Israel, Hamas, and AI’s religion problem?

Israel’s failure to understand the threat posed by Hamas, leading up to the October 7 attack, has been attributed to many factors, but the role of artificial intelligence and the technology’s blind spot toward Palestinian Islamic jihadism should not be discounted, writes Ofira Seliktar in the foreign policy journal Orbis (Spring). Israel’s leaders were of the view that Hamas had moderated in recent years, supporting the paradigm that it was a “rational group transitioning from its jihadist roots to a ‘good governance’ entity. This paradigm was so popular that over time it became the basis of the Gaza policy of ‘peace through prosperity’ that Israel, with the support of the United States, adopted,” Seliktar writes.
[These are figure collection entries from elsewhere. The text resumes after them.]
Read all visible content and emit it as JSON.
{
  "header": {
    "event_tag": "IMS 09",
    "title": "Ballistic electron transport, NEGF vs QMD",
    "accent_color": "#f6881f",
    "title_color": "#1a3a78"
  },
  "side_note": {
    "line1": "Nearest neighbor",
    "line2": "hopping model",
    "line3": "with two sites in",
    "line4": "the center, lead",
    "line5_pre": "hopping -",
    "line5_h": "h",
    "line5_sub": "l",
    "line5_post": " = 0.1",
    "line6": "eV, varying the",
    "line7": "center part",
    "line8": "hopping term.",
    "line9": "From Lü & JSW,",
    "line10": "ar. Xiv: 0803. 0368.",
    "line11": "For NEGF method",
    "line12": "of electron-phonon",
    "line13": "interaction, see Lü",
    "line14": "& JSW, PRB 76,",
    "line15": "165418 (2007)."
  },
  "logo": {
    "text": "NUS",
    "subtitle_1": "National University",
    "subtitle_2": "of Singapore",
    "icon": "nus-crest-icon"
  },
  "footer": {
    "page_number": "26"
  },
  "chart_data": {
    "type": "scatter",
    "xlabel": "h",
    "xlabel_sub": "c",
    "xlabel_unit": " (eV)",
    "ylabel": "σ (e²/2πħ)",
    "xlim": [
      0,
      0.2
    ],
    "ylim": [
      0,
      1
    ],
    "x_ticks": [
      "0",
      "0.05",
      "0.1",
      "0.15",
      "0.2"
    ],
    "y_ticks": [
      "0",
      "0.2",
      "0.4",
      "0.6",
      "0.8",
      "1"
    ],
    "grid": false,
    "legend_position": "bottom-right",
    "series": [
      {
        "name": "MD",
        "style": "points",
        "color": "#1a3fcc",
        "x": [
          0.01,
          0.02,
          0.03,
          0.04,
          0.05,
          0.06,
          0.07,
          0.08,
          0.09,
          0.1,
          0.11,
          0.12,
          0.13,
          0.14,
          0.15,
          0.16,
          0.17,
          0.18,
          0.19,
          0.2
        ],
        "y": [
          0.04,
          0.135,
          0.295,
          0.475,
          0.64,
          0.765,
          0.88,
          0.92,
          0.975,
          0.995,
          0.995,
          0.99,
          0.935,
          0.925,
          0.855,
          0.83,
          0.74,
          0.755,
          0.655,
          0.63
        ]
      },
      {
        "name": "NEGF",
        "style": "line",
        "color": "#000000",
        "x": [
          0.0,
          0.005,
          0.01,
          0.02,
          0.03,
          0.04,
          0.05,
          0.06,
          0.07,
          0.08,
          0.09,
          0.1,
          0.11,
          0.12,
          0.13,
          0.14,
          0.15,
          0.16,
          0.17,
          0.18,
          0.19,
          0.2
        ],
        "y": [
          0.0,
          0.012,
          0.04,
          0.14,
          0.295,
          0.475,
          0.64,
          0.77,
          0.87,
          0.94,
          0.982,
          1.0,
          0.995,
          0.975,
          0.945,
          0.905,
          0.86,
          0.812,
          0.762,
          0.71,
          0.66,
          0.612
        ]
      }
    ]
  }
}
The paradigm also became firmly entrenched in the Israeli intelligence and security establishment, and ideas about the normalization of Gaza were espoused by experts affiliated with Ivy League schools and prestigious think tanks, such as the Carnegie Foundation for Peace, with “the algorithms trained to privileged sources of authority and quality embellish[ing] the ‘good governance’ qualities of Hamas.” But the data about Hamas being fed into the AI systems was unbalanced or had other biases that tended to muddle search results, she argues.

Source: StartupHub.ai.

Prior to the October massacre, the absence of critical data about Hamas’s true character created a bias that led to its portrayal as a national resistance movement virtually on par with Fatah, the leading member of the Palestinian Liberation Organization (PLO). Such major databases as LexisNexis, JSTOR, and Google Scholar made no link between Hamas as an Islamist group and the extremist Islamic State. But this connection could be found in its own “discursive universe of the more rhetorical variety,” showing close associations between the military arm of Hamas, the Izz ad-Din al-Qassam Brigades, the Al-Quds Brigades, and Abu Musab al-Zarqawi, the early leader of the Islamic State. Subsequent brigade commanders have strengthened extremist Islamic elements in the military and the calls for jihad against the Jews and Israel. The Religious Scholars Association of Palestine in Gaza brought together a hardline group of clerics who had close ties to Iran’s Ayatollah Ali Khamenei and his anti-Semitic agenda. Even up until October 7, an official of the association, Saleh al-Raqab, was involved in indoctrinating the Hamas military and is said to have issued a fatwa prior to the attack. Seliktar notes that October 7 was the first catastrophic intelligence failure in which “AI protocols shaped the controlling paradigm.”